Chilean vice admiral (1858–1928)

Luis Anacleto Castillo Goñi (1844-1928) was a Chilean vice admiral who was a participant of the War of the Pacific. During the war, he was a commander of the Blanco Encalada, participating in numerous battles throughout the Naval campaign of the War of the Pacific and going on to serve an extensive military career after the war.

==Early life==
At the age of 14, in 1858, he entered the at Valparaíso. The members of this course, made up of 26 cadets plus 2 supernumeraries, graduated on November 15, 1861, as midshipmen. Later it was named the "Course of Heroes", since among them were the greatest heroes of the Chilean Navy such as Arturo Prat, Juan José Latorre, Carlos Condell and others. During his first years in the Chilean Navy, he participated in various hydrographic commissions in the southern region of Chile. In 1862, he was aboard the steamer Maule on the Biobío River, in 1867 on the steamer Ancud, and in 1870 on the schooner Virgen de Covadonga. In 1864, he was sent to the United Kingdom to inspect the construction of the O'Higgins and Chacabuco corvettes and in 1872, he was sent again to supervise the construction in England of the Blanco Encalada and Almirante Cochrane ironclads.

==War of the Pacific==
Being a corvette captain, in 1879 he was appointed Major of Orders of the Commander in Chief of the Squadron, the ship's captain Galvarino Riveros. In the Battle of Angamos, after the surrender of the ironclad Huáscar, he was sent to command one of the boats of the ironclad Blanco Encalada that occupied the ship. After the battle, he was promoted to frigate captain and made commander of the Blanco Encalada. On November 21, 1879, under the command of Blanco Encalada, participated in the Capture of the corvette Pilcomayo. On September 22, 1880, he had the mission to bombard the Peruvian port of Ancón.

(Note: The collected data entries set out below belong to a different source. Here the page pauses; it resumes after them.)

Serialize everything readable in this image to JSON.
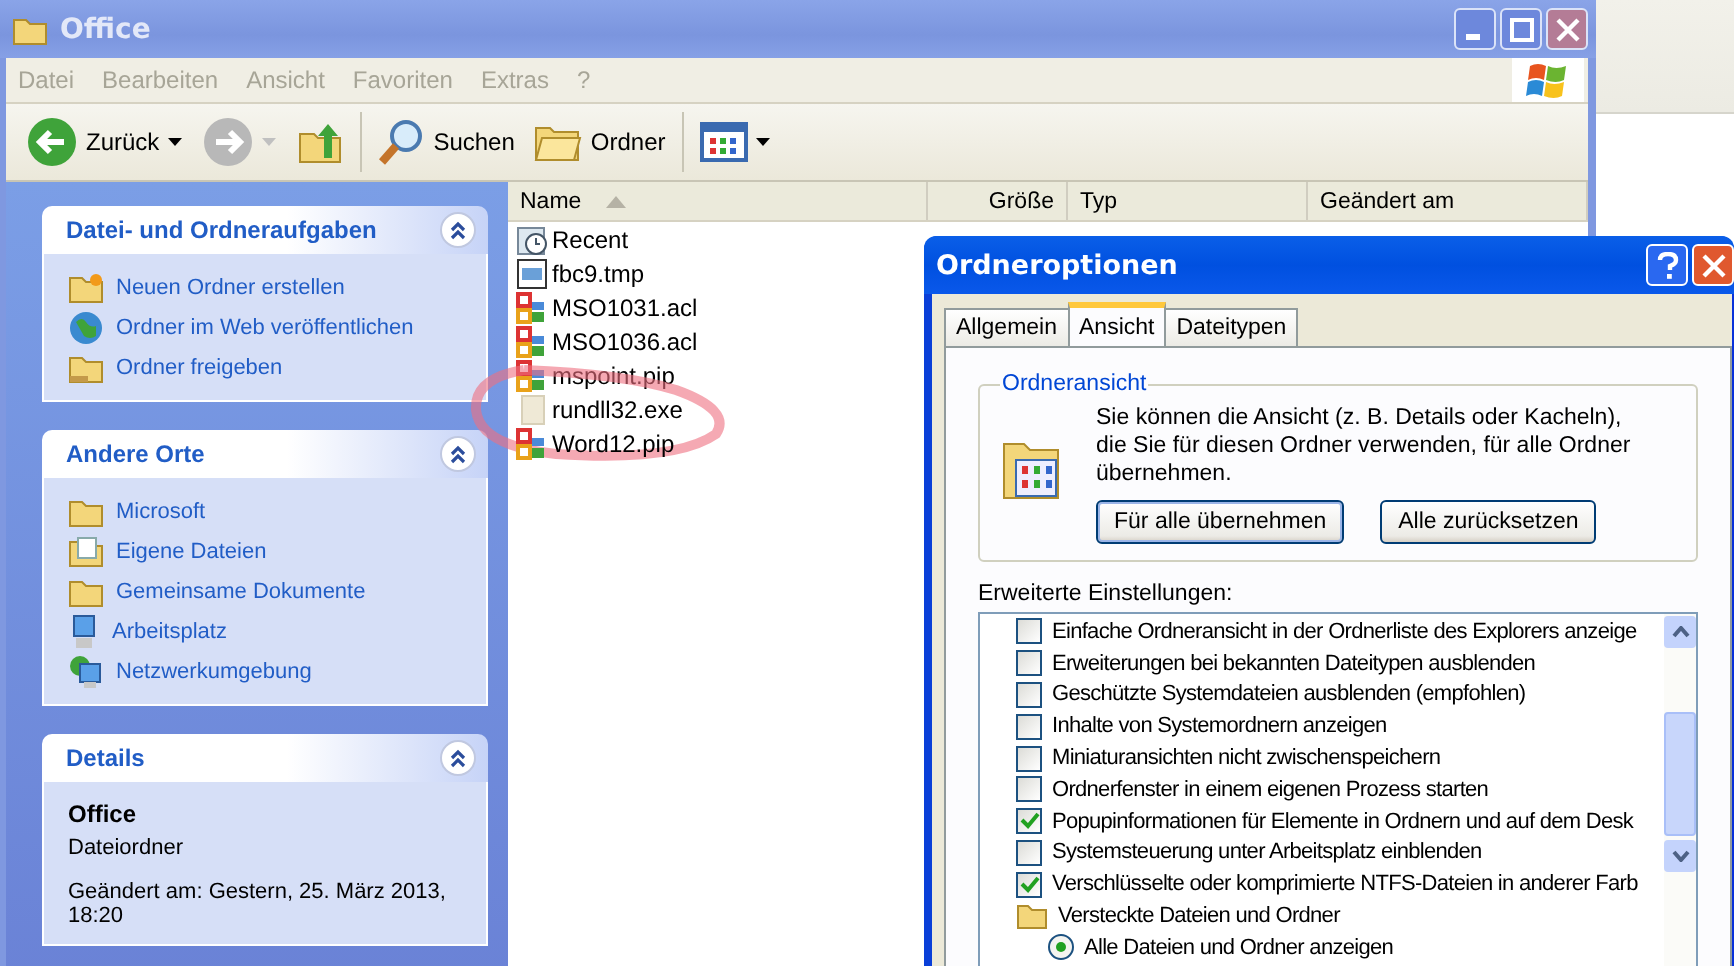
{
  "window": {
    "title": "Office"
  },
  "menu": [
    "Datei",
    "Bearbeiten",
    "Ansicht",
    "Favoriten",
    "Extras",
    "?"
  ],
  "toolbar": [
    {
      "kind": "back",
      "label": "Zurück"
    },
    {
      "kind": "forward"
    },
    {
      "kind": "up"
    },
    {
      "kind": "search",
      "label": "Suchen"
    },
    {
      "kind": "folders",
      "label": "Ordner"
    },
    {
      "kind": "views"
    }
  ],
  "sidebar": {
    "panels": [
      {
        "title": "Datei- und Ordneraufgaben",
        "expanded": true,
        "items": [
          {
            "kind": "new-folder",
            "label": "Neuen Ordner erstellen"
          },
          {
            "kind": "web",
            "label": "Ordner im Web veröffentlichen"
          },
          {
            "kind": "share",
            "label": "Ordner freigeben"
          }
        ]
      },
      {
        "title": "Andere Orte",
        "expanded": true,
        "items": [
          {
            "kind": "folder",
            "label": "Microsoft"
          },
          {
            "kind": "documents",
            "label": "Eigene Dateien"
          },
          {
            "kind": "folder",
            "label": "Gemeinsame Dokumente"
          },
          {
            "kind": "computer",
            "label": "Arbeitsplatz"
          },
          {
            "kind": "network",
            "label": "Netzwerkumgebung"
          }
        ]
      },
      {
        "title": "Details",
        "expanded": true,
        "name": "Office",
        "type": "Dateiordner",
        "modified": "Geändert am: Gestern, 25. März 2013, 18:20"
      }
    ]
  },
  "file_list": {
    "columns": [
      {
        "label": "Name",
        "sorted": true
      },
      {
        "label": "Größe",
        "sorted": false
      },
      {
        "label": "Typ",
        "sorted": false
      },
      {
        "label": "Geändert am",
        "sorted": false
      }
    ],
    "files": [
      {
        "kind": "recent",
        "name": "Recent"
      },
      {
        "kind": "tmp",
        "name": "fbc9.tmp"
      },
      {
        "kind": "office",
        "name": "MSO1031.acl"
      },
      {
        "kind": "office",
        "name": "MSO1036.acl"
      },
      {
        "kind": "office",
        "name": "mspoint.pip"
      },
      {
        "kind": "blank",
        "name": "rundll32.exe",
        "circled": true
      },
      {
        "kind": "office",
        "name": "Word12.pip"
      }
    ]
  },
  "dialog": {
    "title": "Ordneroptionen",
    "tabs": [
      {
        "label": "Allgemein",
        "selected": false
      },
      {
        "label": "Ansicht",
        "selected": true
      },
      {
        "label": "Dateitypen",
        "selected": false
      }
    ],
    "group_title": "Ordneransicht",
    "description": "Sie können die Ansicht (z. B. Details oder Kacheln), die Sie für diesen Ordner verwenden, für alle Ordner übernehmen.",
    "buttons": [
      "Für alle übernehmen",
      "Alle zurücksetzen"
    ],
    "advanced_label": "Erweiterte Einstellungen:",
    "settings": [
      {
        "kind": "checkbox",
        "label": "Einfache Ordneransicht in der Ordnerliste des Explorers anzeige",
        "checked": false
      },
      {
        "kind": "checkbox",
        "label": "Erweiterungen bei bekannten Dateitypen ausblenden",
        "checked": false
      },
      {
        "kind": "checkbox",
        "label": "Geschützte Systemdateien ausblenden (empfohlen)",
        "checked": false
      },
      {
        "kind": "checkbox",
        "label": "Inhalte von Systemordnern anzeigen",
        "checked": false
      },
      {
        "kind": "checkbox",
        "label": "Miniaturansichten nicht zwischenspeichern",
        "checked": false
      },
      {
        "kind": "checkbox",
        "label": "Ordnerfenster in einem eigenen Prozess starten",
        "checked": false
      },
      {
        "kind": "checkbox",
        "label": "Popupinformationen für Elemente in Ordnern und auf dem Desk",
        "checked": true
      },
      {
        "kind": "checkbox",
        "label": "Systemsteuerung unter Arbeitsplatz einblenden",
        "checked": false
      },
      {
        "kind": "checkbox",
        "label": "Verschlüsselte oder komprimierte NTFS-Dateien in anderer Farb",
        "checked": true
      },
      {
        "kind": "folder",
        "label": "Versteckte Dateien und Ordner"
      },
      {
        "kind": "radio",
        "label": "Alle Dateien und Ordner anzeigen",
        "selected": true
      }
    ]
  }
}
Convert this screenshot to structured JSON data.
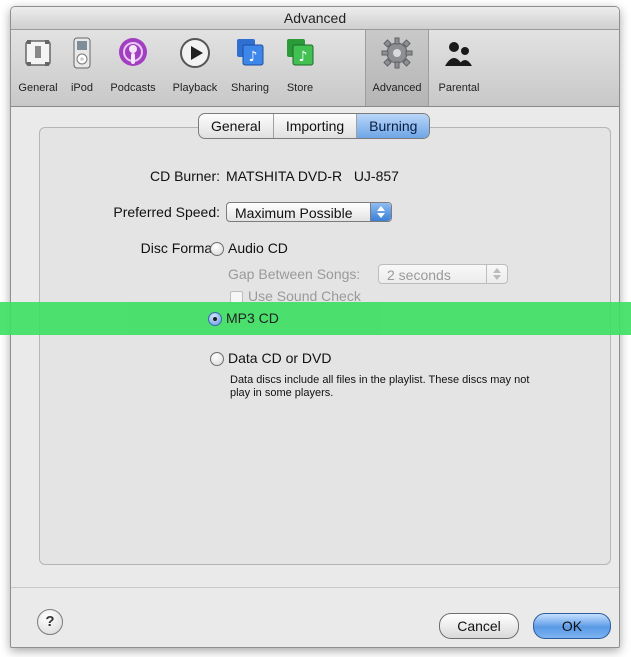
{
  "window": {
    "title": "Advanced"
  },
  "toolbar": {
    "items": [
      {
        "label": "General",
        "icon": "general-switch-icon"
      },
      {
        "label": "iPod",
        "icon": "ipod-icon"
      },
      {
        "label": "Podcasts",
        "icon": "podcasts-icon"
      },
      {
        "label": "Playback",
        "icon": "playback-icon"
      },
      {
        "label": "Sharing",
        "icon": "sharing-icon"
      },
      {
        "label": "Store",
        "icon": "store-icon"
      },
      {
        "label": "Advanced",
        "icon": "gear-icon",
        "selected": true
      },
      {
        "label": "Parental",
        "icon": "parental-icon"
      }
    ]
  },
  "tabs": [
    {
      "label": "General"
    },
    {
      "label": "Importing"
    },
    {
      "label": "Burning",
      "active": true
    }
  ],
  "burning": {
    "cd_burner_label": "CD Burner:",
    "cd_burner_value": "MATSHITA DVD-R   UJ-857",
    "preferred_speed_label": "Preferred Speed:",
    "preferred_speed_value": "Maximum Possible",
    "disc_format_label": "Disc Format:",
    "audio_cd_label": "Audio CD",
    "gap_label": "Gap Between Songs:",
    "gap_value": "2 seconds",
    "sound_check_label": "Use Sound Check",
    "mp3_cd_label": "MP3 CD",
    "data_cd_label": "Data CD or DVD",
    "data_note": "Data discs include all files in the playlist. These discs may not play in some players.",
    "selected_format": "MP3 CD"
  },
  "footer": {
    "help_label": "?",
    "cancel_label": "Cancel",
    "ok_label": "OK"
  },
  "colors": {
    "highlight": "#3fe065",
    "accent_blue": "#5a9ae6"
  }
}
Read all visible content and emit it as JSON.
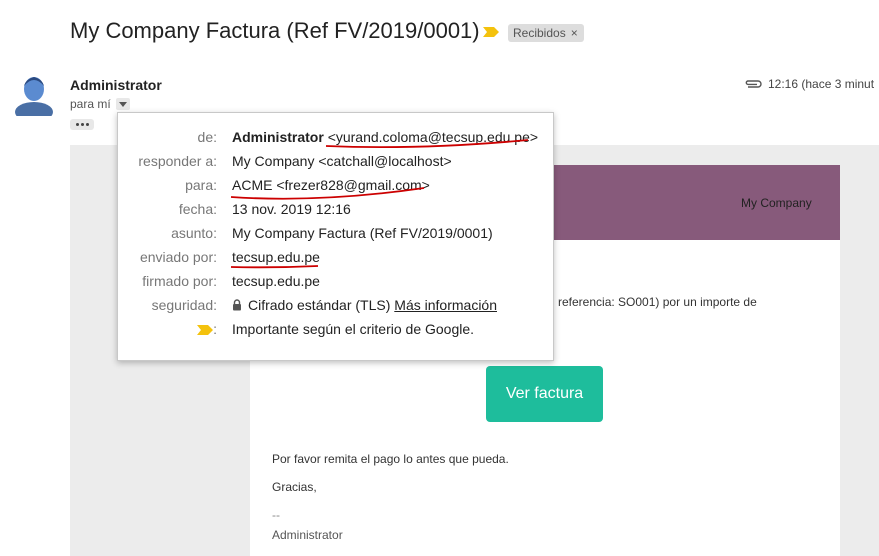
{
  "email": {
    "subject": "My Company Factura (Ref FV/2019/0001)",
    "label": "Recibidos",
    "label_close": "×",
    "sender": "Administrator",
    "to_me": "para mí",
    "time": "12:16 (hace 3 minut"
  },
  "details": {
    "from_label": "de:",
    "from_name": "Administrator",
    "from_email": "<yurand.coloma@tecsup.edu.pe>",
    "reply_label": "responder a:",
    "reply_value": "My Company <catchall@localhost>",
    "to_label": "para:",
    "to_value": "ACME <frezer828@gmail.com>",
    "date_label": "fecha:",
    "date_value": "13 nov. 2019 12:16",
    "subject_label": "asunto:",
    "subject_value": "My Company Factura (Ref FV/2019/0001)",
    "sent_label": "enviado por:",
    "sent_value": "tecsup.edu.pe",
    "signed_label": "firmado por:",
    "signed_value": "tecsup.edu.pe",
    "security_label": "seguridad:",
    "security_value": "Cifrado estándar (TLS)",
    "security_link": "Más información",
    "importance_colon": ":",
    "importance_value": "Importante según el criterio de Google."
  },
  "body": {
    "company": "My Company",
    "text_fragment": "n referencia: SO001) por un importe de",
    "button": "Ver factura",
    "pay_text": "Por favor remita el pago lo antes que pueda.",
    "thanks": "Gracias,",
    "sig_dash": "--",
    "sig_name": "Administrator"
  },
  "colors": {
    "header_purple": "#875a7b",
    "button_teal": "#1ebd9c",
    "importance_yellow": "#f4c20d",
    "annotation_red": "#cc0000"
  }
}
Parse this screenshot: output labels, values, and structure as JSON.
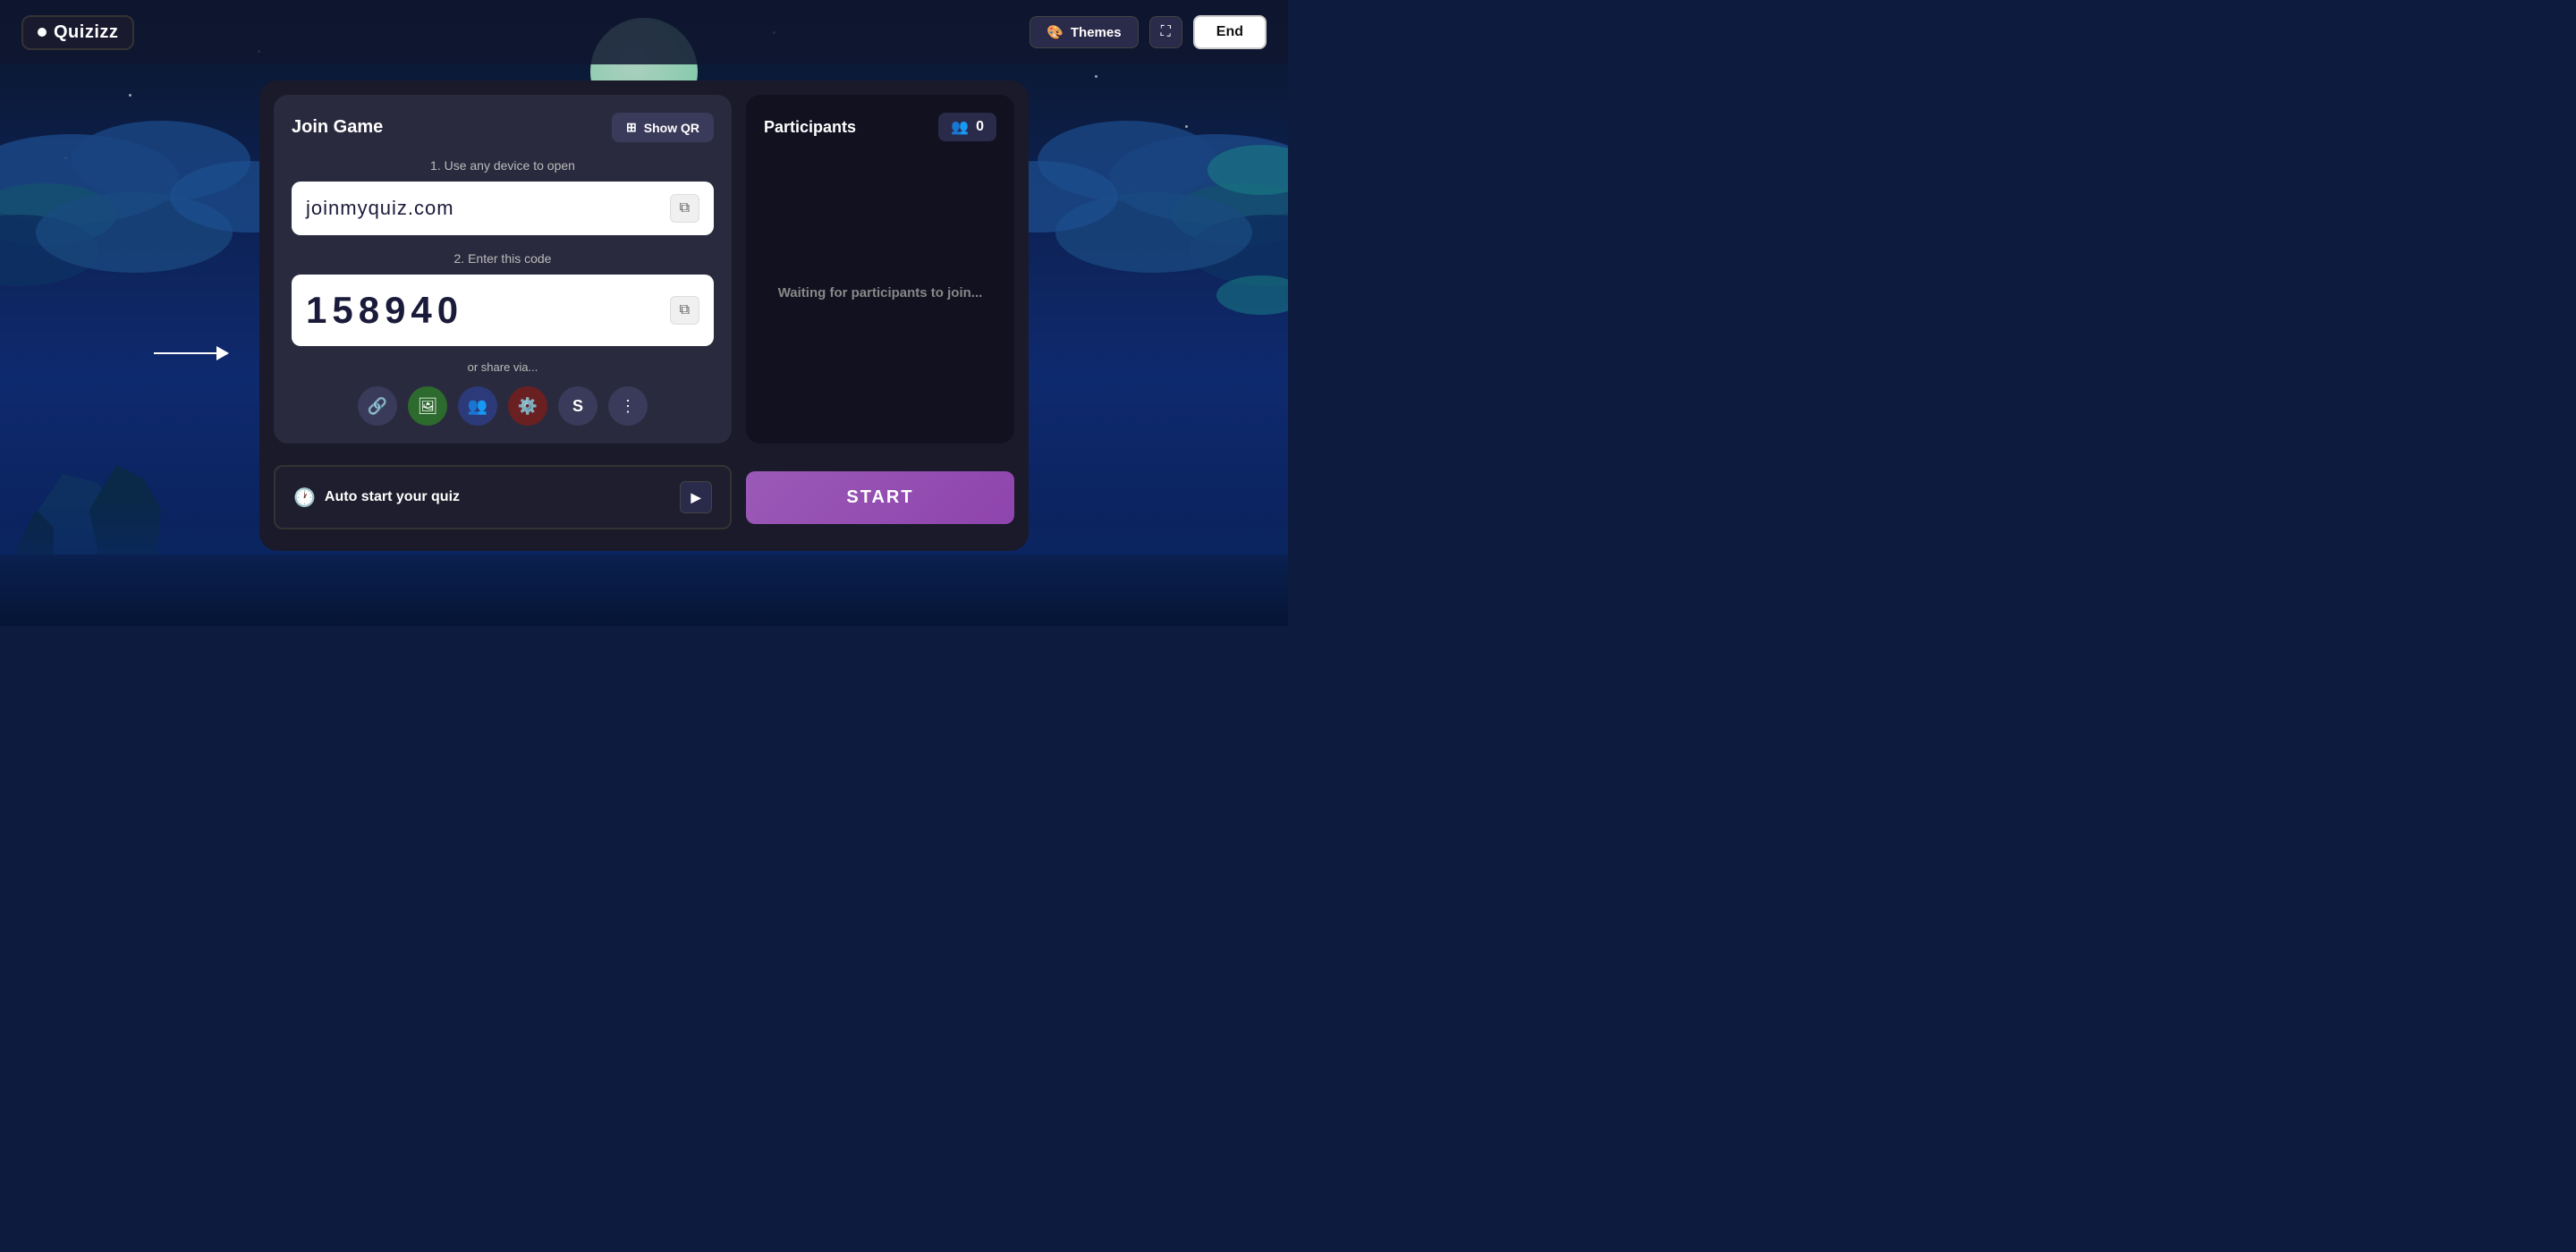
{
  "logo": {
    "text": "Quizizz"
  },
  "topbar": {
    "themes_label": "Themes",
    "end_label": "End"
  },
  "join_game": {
    "title": "Join Game",
    "show_qr_label": "Show QR",
    "step1_label": "1. Use any device to open",
    "url": "joinmyquiz.com",
    "step2_label": "2. Enter this code",
    "code": "158940",
    "share_label": "or share via...",
    "share_icons": [
      "🔗",
      "🖼",
      "👥",
      "⚙️",
      "S",
      "⋮"
    ]
  },
  "participants": {
    "title": "Participants",
    "count": "0",
    "waiting_text": "Waiting for participants to join..."
  },
  "bottom": {
    "auto_start_label": "Auto start your quiz",
    "start_label": "START"
  }
}
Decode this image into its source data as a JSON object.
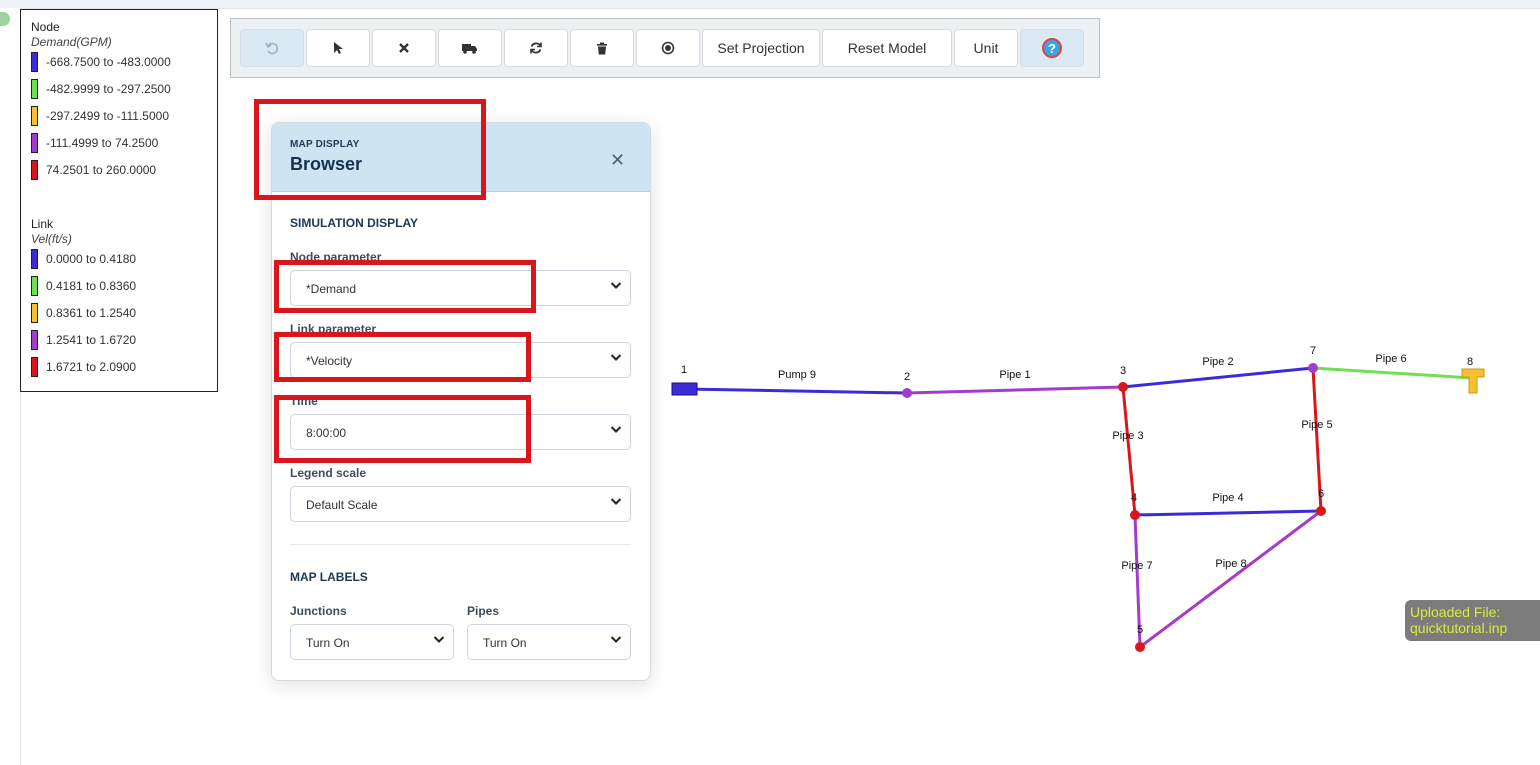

He later participated in the battles of San Juan and Miraflores.

==Final years==
Now a frigate captain, on May 7, 1881, he was appointed director of the Naval School, a position he held until March 20, 1885. In 1887, he was part of the mission that supervised the construction of ships and the repairs of the Almirante Cochrane in the English shipyards. At the end of the Chilean Civil War of 1891, Rear Admiral Castillo was appointed Undersecretary of the Navy. In 1892 he served as commander in chief of the squad. Between the years 1893 and 1897, he was appointed Mayor of Valparaíso and Commander General of the Navy. On March 28, 1902, he was appointed director of the Naval School for the second time, a post he held until March 22, 1907, due to his retirement. He died in 1928.